Cyber Incident Victim: Arizona
Date:
Jul 2016
Location:
United States of America
Summary
A Turkish hacker using the alias "aLem!" compromised and defaced multiple high-profile government websites, including those of the state legislature and representatives, replacing their homepages with anti-US messages and displaying a logo from a Turkish football club. The attacker, associated with the Turk Hack Team and active since 2007, successfully breached these targets despite their governmental status, though all affected sites were restored shortly after the incident. The defacement mirrored similar recent attacks leveraging sports affiliations but lacked a clear geopolitical or sporting motive tied to US-Turkey relations.
| CIA Posture | Motives | Tactics, Techniques & Procedures |
|---|---|---|
| Available to members | 2 motives | 1 technique |
| Threat Actors | Type | Location |
|---|---|---|
| 2 actors | Available to members | Available to members |
Description
On July 1, 2016, a Turkish hacker using the alias "aLem!" successfully defaced three official Arizona government websites: the State of Arizona's primary site, the Arizona House of Representatives site, and the Arizona State Legislature site. The attacker replaced each homepage with a custom page containing an anti-United States message and displayed the logo of Eskişehirspor, a professional football club based in Eskişehir, Turkey. The defacements occurred within hours of each other, with all three sites compromised simultaneously. While the exact intrusion method remained unconfirmed, the incident raised questions about the security posture of high-profile government digital assets given the institutions' visibility. Zone-H archives preserved evidence of the defacements, confirming the scope and content of the unauthorized page modifications. The hacker did not claim any specific political motive or demand, though the football club imagery drew superficial parallels to contemporaneous defacements by Albanian hackers during UEFA Euro 2016 matches.

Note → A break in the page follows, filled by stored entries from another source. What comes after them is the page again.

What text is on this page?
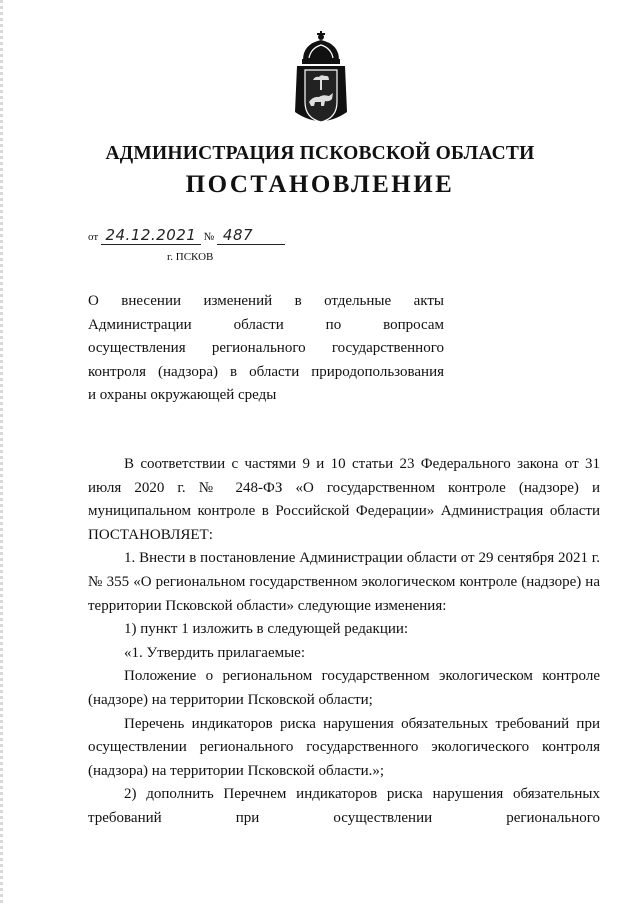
АДМИНИСТРАЦИЯ ПСКОВСКОЙ ОБЛАСТИ
ПОСТАНОВЛЕНИЕ
от 24.12.2021 № 487
г. ПСКОВ
О внесении изменений в отдельные акты
Администрации области по вопросам
осуществления регионального государственного
контроля (надзора) в области природопользования
и охраны окружающей среды

В соответствии с частями 9 и 10 статьи 23 Федерального закона от 31 июля 2020 г. № 248-ФЗ «О государственном контроле (надзоре) и муниципальном контроле в Российской Федерации» Администрация области ПОСТАНОВЛЯЕТ:

1. Внести в постановление Администрации области от 29 сентября 2021 г. № 355 «О региональном государственном экологическом контроле (надзоре) на территории Псковской области» следующие изменения:

1) пункт 1 изложить в следующей редакции:

«1. Утвердить прилагаемые:

Положение о региональном государственном экологическом контроле (надзоре) на территории Псковской области;

Перечень индикаторов риска нарушения обязательных требований при осуществлении регионального государственного экологического контроля (надзора) на территории Псковской области.»;

2) дополнить Перечнем индикаторов риска нарушения обязательных требований при осуществлении регионального
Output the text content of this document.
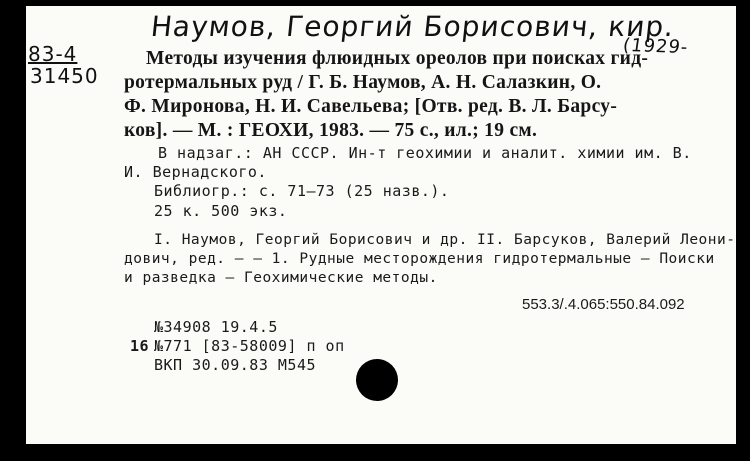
Наумов, Георгий Борисович, кир.
(1929-
83-4
31450
Методы изучения флюидных ореолов при поисках гид-
ротермальных руд / Г. Б. Наумов, А. Н. Салазкин, О.
Ф. Миронова, Н. И. Савельева; [Отв. ред. В. Л. Барсу-
ков]. — М. : ГЕОХИ, 1983. — 75 с., ил.; 19 см.
В надзаг.: АН СССР. Ин-т геохимии и аналит. химии им. В.
И. Вернадского.
Библиогр.: с. 71—73 (25 назв.).
25 к. 500 экз.
I. Наумов, Георгий Борисович и др. II. Барсуков, Валерий Леони-
дович, ред. — — 1. Рудные месторождения гидротермальные — Поиски
и разведка — Геохимические методы.
553.3/.4.065:550.84.092
№34908 19.4.5
16 №771 [83-58009] п оп
ВКП 30.09.83 М545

The compromised websites became unavailable during the defacement period but were fully restored to normal operation before the incident's public disclosure later that same day. No data theft or secondary malicious payloads were reported beyond the temporary homepage replacement. Forensic analysis revealed the perpetrator had been active in website defacements since at least 2007 and maintained affiliations with the Turk Hack Team, a known Turkish hacking collective. The incident caused no permanent operational disruption to Arizona's legislative functions, though it temporarily impaired public access to official information resources. Security researchers noted the breach followed patterns of symbolic digital protests common among nationalist hacking groups, though no verifiable connection existed between U.S.-Turkey football relations and the attacker's choice of symbolism. Restoration efforts focused on removing the unauthorized content without disclosing whether underlying vulnerabilities were patched.